What The Skill Claims
The current ClawHub listing summarizes ClawSecCheck as:
- Local and read-only
- Built for security self-audits of OpenClaw agents
- Focused on urgent configuration holes
- Designed to produce practical fixes
- Usable without an API key
- Not sending data off the user's machine
Its listed topics include agent security, security audit, prompt injection, MCP security, and the "lethal trifecta" category. ClawHub also reports support metadata for macOS, Linux, and Windows.
The 0.17.0 changelog in the API is short: "Release 0.17.0" followed by a commit identifier. There are no detailed release notes in the feed, so the safe read is that this is an active maintenance update, not a fully documented feature launch.
Why It Matters
OpenClaw agents often sit close to sensitive boundaries: local files, chat channels, credentials, calendars, developer worktrees, and automation hooks.

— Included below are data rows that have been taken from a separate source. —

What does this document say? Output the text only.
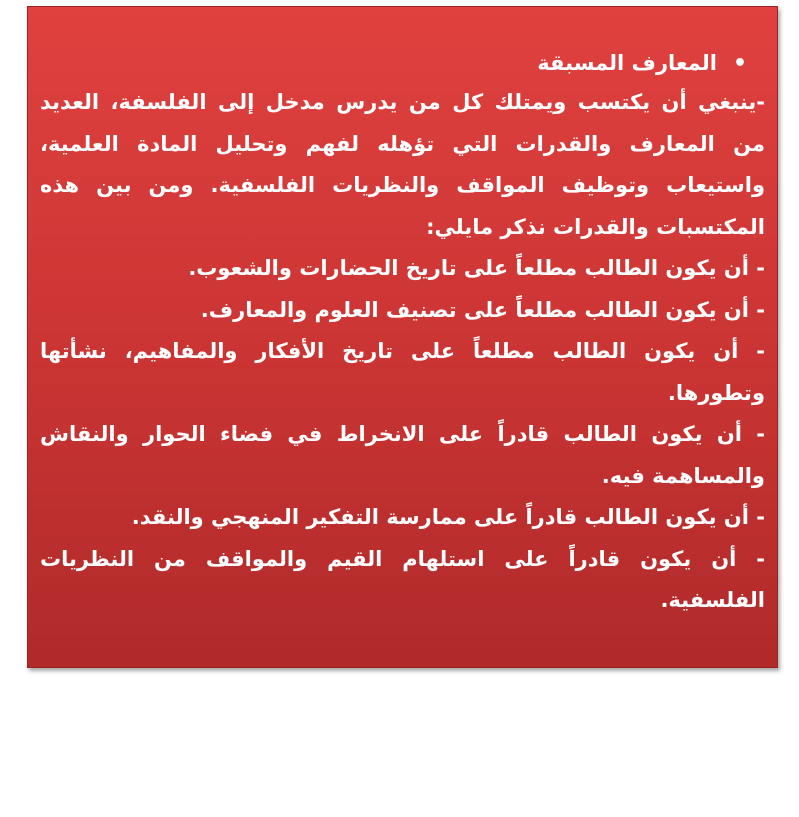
•المعارف المسبقة
-ينبغي أن يكتسب ويمتلك كل من يدرس مدخل إلى الفلسفة، العديد
من المعارف والقدرات التي تؤهله لفهم وتحليل المادة العلمية،
واستيعاب وتوظيف المواقف والنظريات الفلسفية. ومن بين هذه
المكتسبات والقدرات نذكر مايلي:
- أن يكون الطالب مطلعاً على تاريخ الحضارات والشعوب.
- أن يكون الطالب مطلعاً على تصنيف العلوم والمعارف.
- أن يكون الطالب مطلعاً على تاريخ الأفكار والمفاهيم، نشأتها
وتطورها.
- أن يكون الطالب قادراً على الانخراط في فضاء الحوار والنقاش
والمساهمة فيه.
- أن يكون الطالب قادراً على ممارسة التفكير المنهجي والنقد.
- أن يكون قادراً على استلهام القيم والمواقف من النظريات
الفلسفية.
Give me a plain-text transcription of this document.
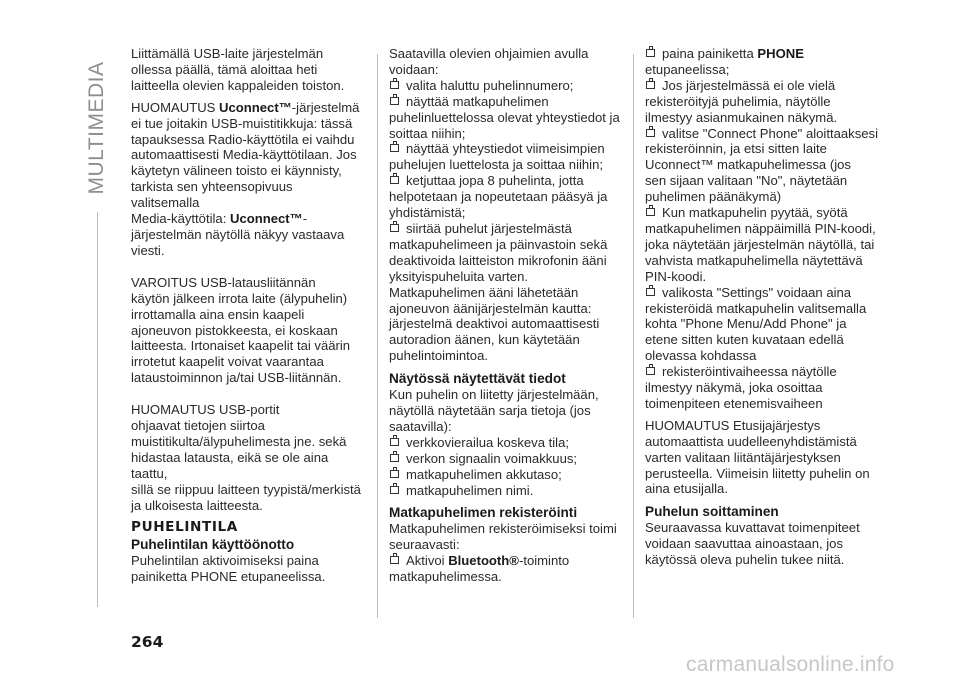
MULTIMEDIA

Liittämällä USB-laite järjestelmän
ollessa päällä, tämä aloittaa heti
laitteella olevien kappaleiden toiston.

HUOMAUTUS Uconnect™-järjestelmä
ei tue joitakin USB-muistitikkuja: tässä
tapauksessa Radio-käyttötila ei vaihdu
automaattisesti Media-käyttötilaan. Jos
käytetyn välineen toisto ei käynnisty,
tarkista sen yhteensopivuus valitsemalla
Media-käyttötila: Uconnect™-
järjestelmän näytöllä näkyy vastaava
viesti.

VAROITUS USB-latausliitännän
käytön jälkeen irrota laite (älypuhelin)
irrottamalla aina ensin kaapeli
ajoneuvon pistokkeesta, ei koskaan
laitteesta. Irtonaiset kaapelit tai väärin
irrotetut kaapelit voivat vaarantaa
lataustoiminnon ja/tai USB-liitännän.

HUOMAUTUS USB-portit
ohjaavat tietojen siirtoa
muistitikulta/älypuhelimesta jne. sekä
hidastaa latausta, eikä se ole aina taattu,
sillä se riippuu laitteen tyypistä/merkistä
ja ulkoisesta laitteesta.

PUHELINTILA
Puhelintilan käyttöönotto

Puhelintilan aktivoimiseksi paina
painiketta PHONE etupaneelissa.

Saatavilla olevien ohjaimien avulla
voidaan:

valita haluttu puhelinnumero;
näyttää matkapuhelimen
puhelinluettelossa olevat yhteystiedot ja
soittaa niihin;
näyttää yhteystiedot viimeisimpien
puhelujen luettelosta ja soittaa niihin;
ketjuttaa jopa 8 puhelinta, jotta
helpotetaan ja nopeutetaan pääsyä ja
yhdistämistä;
siirtää puhelut järjestelmästä
matkapuhelimeen ja päinvastoin sekä
deaktivoida laitteiston mikrofonin ääni
yksityispuheluita varten.

Matkapuhelimen ääni lähetetään
ajoneuvon äänijärjestelmän kautta:
järjestelmä deaktivoi automaattisesti
autoradion äänen, kun käytetään
puhelintoimintoa.

Näytössä näytettävät tiedot

Kun puhelin on liitetty järjestelmään,
näytöllä näytetään sarja tietoja (jos
saatavilla):

verkkovierailua koskeva tila;
verkon signaalin voimakkuus;
matkapuhelimen akkutaso;
matkapuhelimen nimi.
Matkapuhelimen rekisteröinti

Matkapuhelimen rekisteröimiseksi toimi
seuraavasti:

Aktivoi Bluetooth®-toiminto
matkapuhelimessa.
paina painiketta PHONE
etupaneelissa;
Jos järjestelmässä ei ole vielä
rekisteröityjä puhelimia, näytölle
ilmestyy asianmukainen näkymä.
valitse "Connect Phone" aloittaaksesi
rekisteröinnin, ja etsi sitten laite
Uconnect™ matkapuhelimessa (jos
sen sijaan valitaan "No", näytetään
puhelimen päänäkymä)
Kun matkapuhelin pyytää, syötä
matkapuhelimen näppäimillä PIN-koodi,
joka näytetään järjestelmän näytöllä, tai
vahvista matkapuhelimella näytettävä
PIN-koodi.
valikosta "Settings" voidaan aina
rekisteröidä matkapuhelin valitsemalla
kohta "Phone Menu/Add Phone" ja
etene sitten kuten kuvataan edellä
olevassa kohdassa
rekisteröintivaiheessa näytölle
ilmestyy näkymä, joka osoittaa
toimenpiteen etenemisvaiheen

HUOMAUTUS Etusijajärjestys
automaattista uudelleenyhdistämistä
varten valitaan liitäntäjärjestyksen
perusteella. Viimeisin liitetty puhelin on
aina etusijalla.

Puhelun soittaminen

Seuraavassa kuvattavat toimenpiteet
voidaan saavuttaa ainoastaan, jos
käytössä oleva puhelin tukee niitä.

264
carmanualsonline.info
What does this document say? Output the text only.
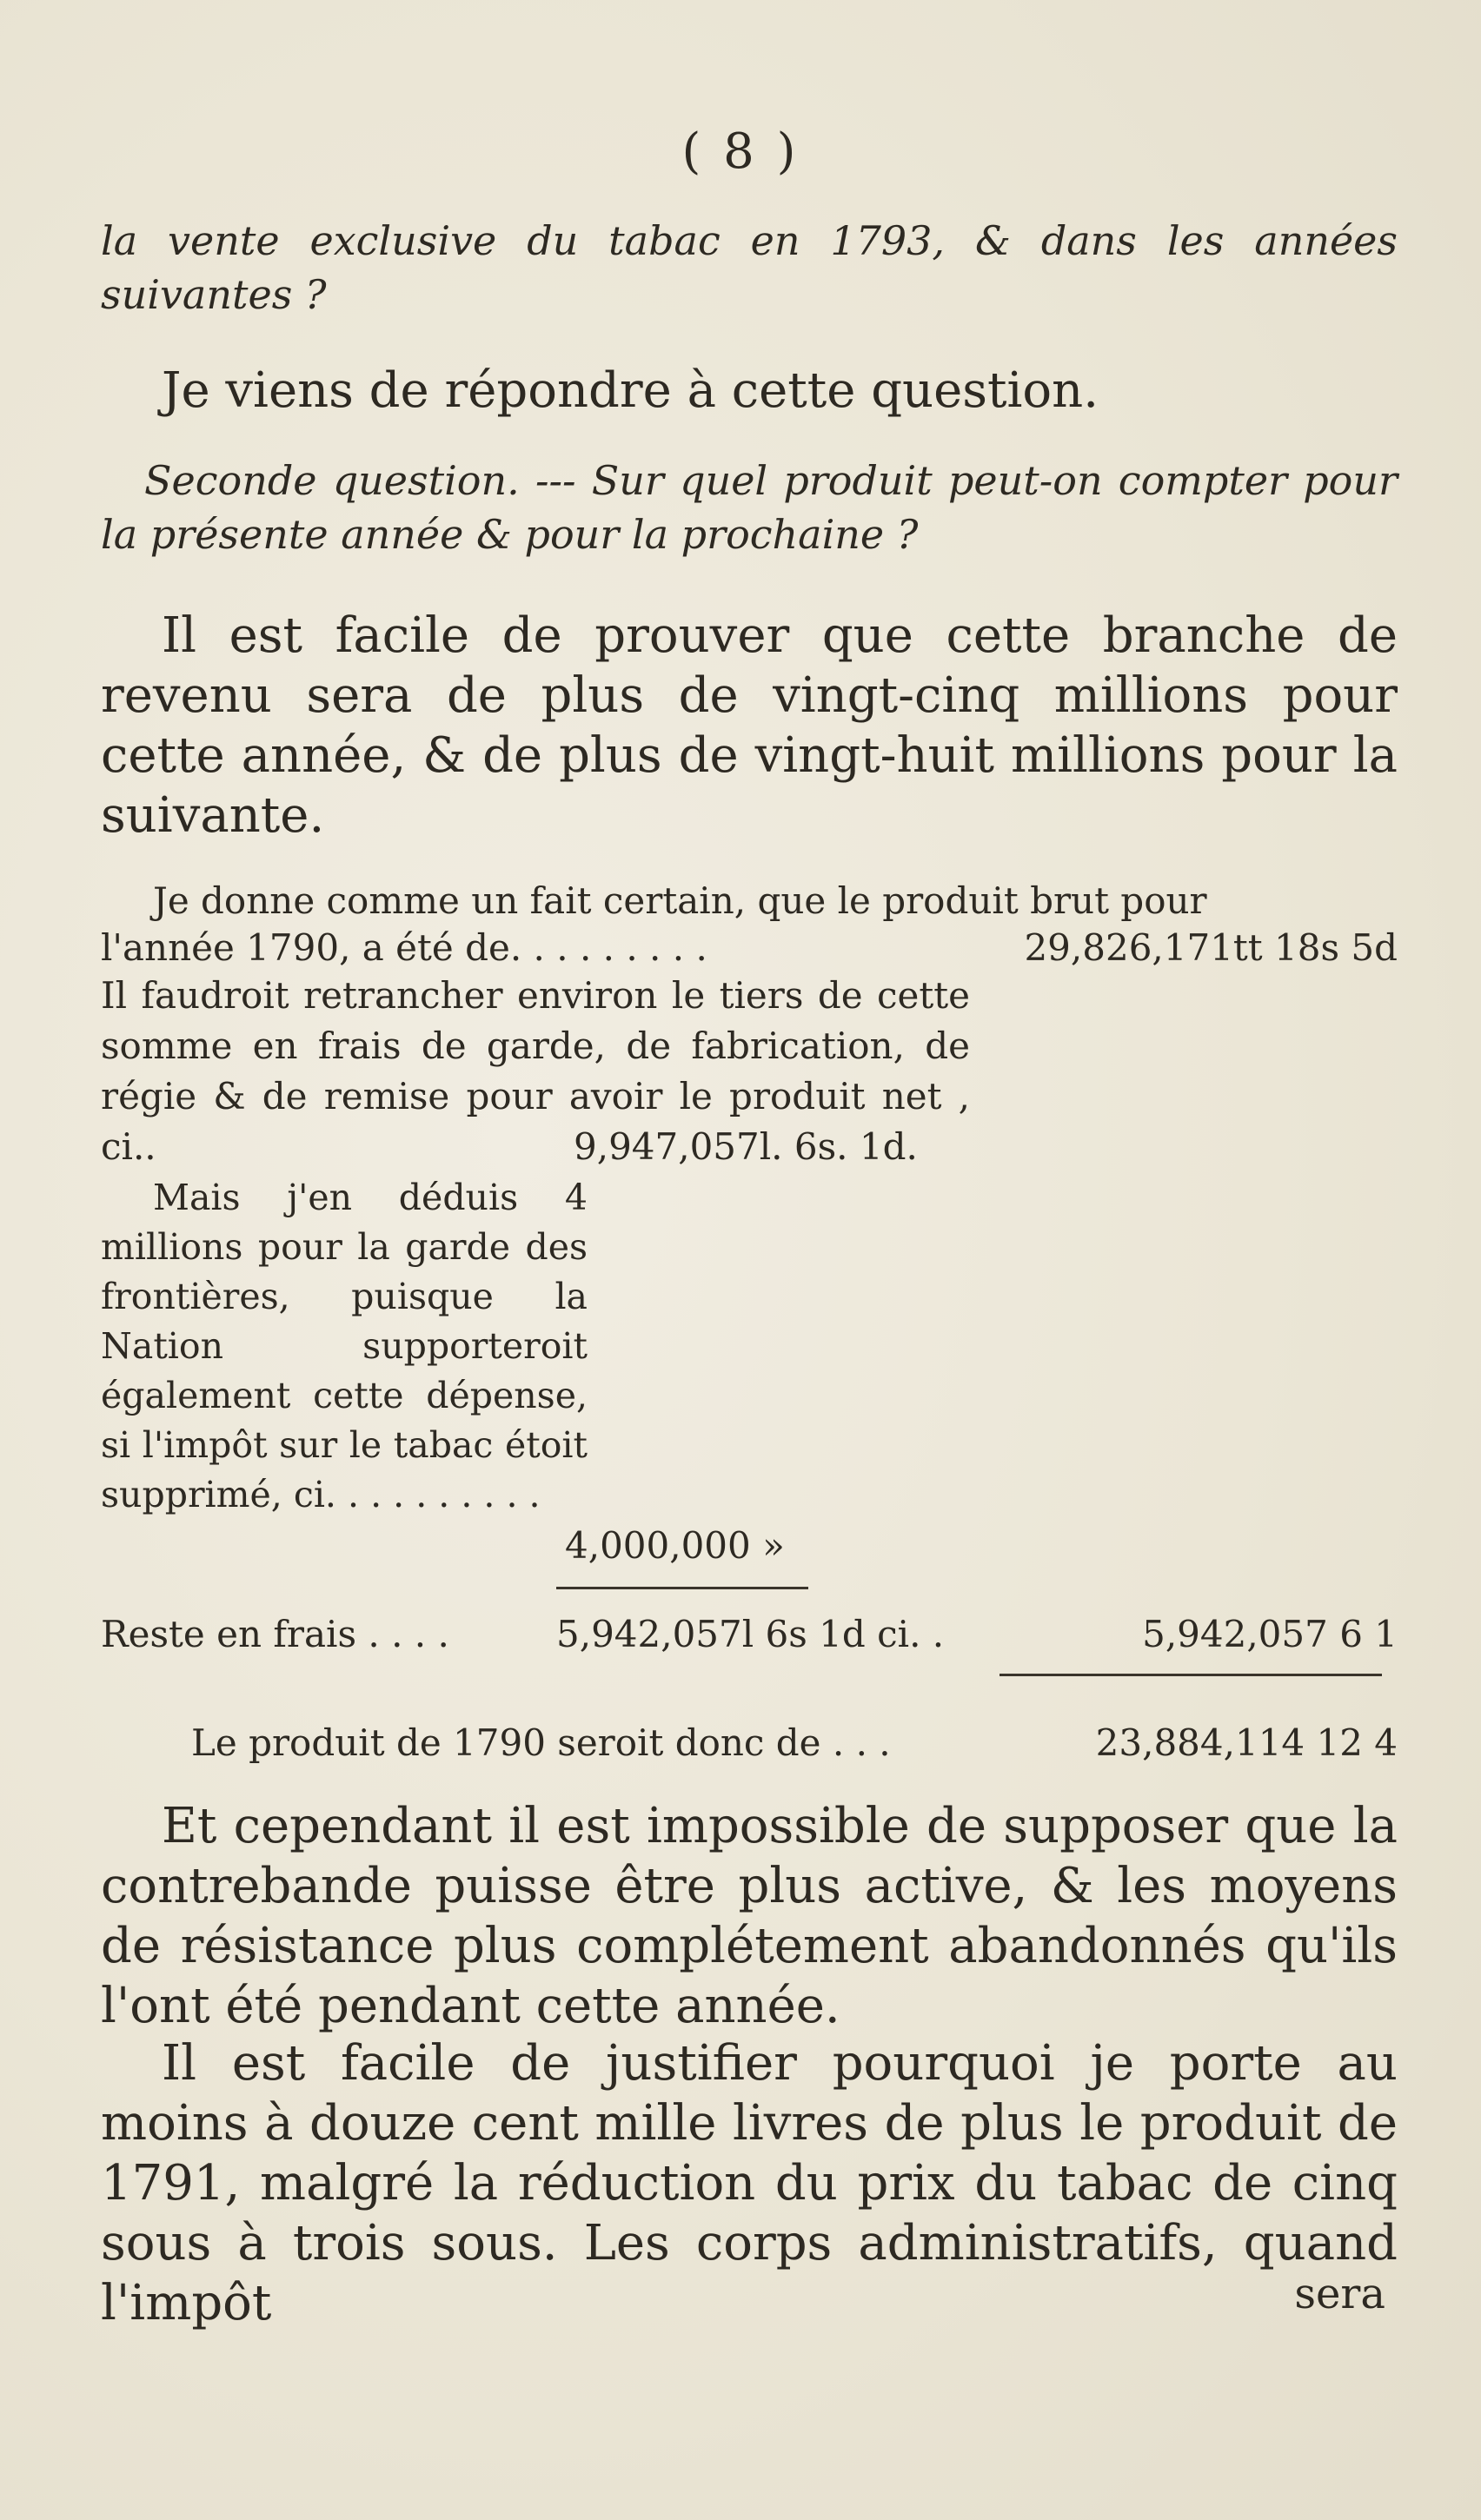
( 8 )
la vente exclusive du tabac en 1793, & dans les années suivantes ?
Je viens de répondre à cette question.
Seconde question. --- Sur quel produit peut-on compter pour la présente année & pour la prochaine ?
Il est facile de prouver que cette branche de revenu sera de plus de vingt-cinq millions pour cette année, & de plus de vingt-huit millions pour la suivante.
Je donne comme un fait certain, que le produit brut pour
l'année 1790, a été de. . . . . . . . .	29,826,171tt 18s 5d
Il faudroit retrancher environ le tiers de cette somme en frais de garde, de fabrication, de régie & de remise pour avoir le produit net , ci..	9,947,057l. 6s. 1d.
Mais j'en déduis 4 millions pour la garde des frontières, puisque la Nation supporteroit également cette dépense, si l'impôt sur le tabac étoit supprimé, ci. . . . . . . . . .
4,000,000 »
Reste en frais . . . .	5,942,057l 6s 1d ci. .	5,942,057 6 1
Le produit de 1790 seroit donc de . . .	23,884,114 12 4
Et cependant il est impossible de supposer que la contrebande puisse être plus active, & les moyens de résistance plus complétement abandonnés qu'ils l'ont été pendant cette année.
Il est facile de justifier pourquoi je porte au moins à douze cent mille livres de plus le produit de 1791, malgré la réduction du prix du tabac de cinq sous à trois sous. Les corps administratifs, quand l'impôt	sera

That is the whole point of a personal agent, but it also means operators need fast ways to spot dangerous defaults or accidental exposure.
A read-only local audit skill is especially interesting because it meets operators where they are. It does not need to become a cloud scanner. It can inspect the local environment, rank the findings, and point the user toward concrete remediation.
That is also good content ergonomics for ClawHub. Skills that simply answer questions are useful, but security skills that produce a repeatable audit artifact can become part of a real maintenance workflow.
Watch The Signal, Not The Hype
There are a few caveats. ClawHub currently reports one download for ClawSecCheck, zero installs, zero stars, and seven versions. That means the skill is active but not yet visibly adopted at scale from the public stats alone.
The listing is still worth noting because it is aligned with a higher-signal category: OpenClaw self-audit and operational safety. If the author adds detailed changelogs, example reports, or visible adoption, ClawSecCheck could become a stronger standalone story.
Bottom Line
For now, ClawSecCheck is a promising ClawHub security utility with a fresh 0.17.0 update and a clear local-first posture. Operators who are already reviewing their OpenClaw security surface should keep it on the shortlist, and ClawHub's security-audit category is becoming one of the more useful places to watch.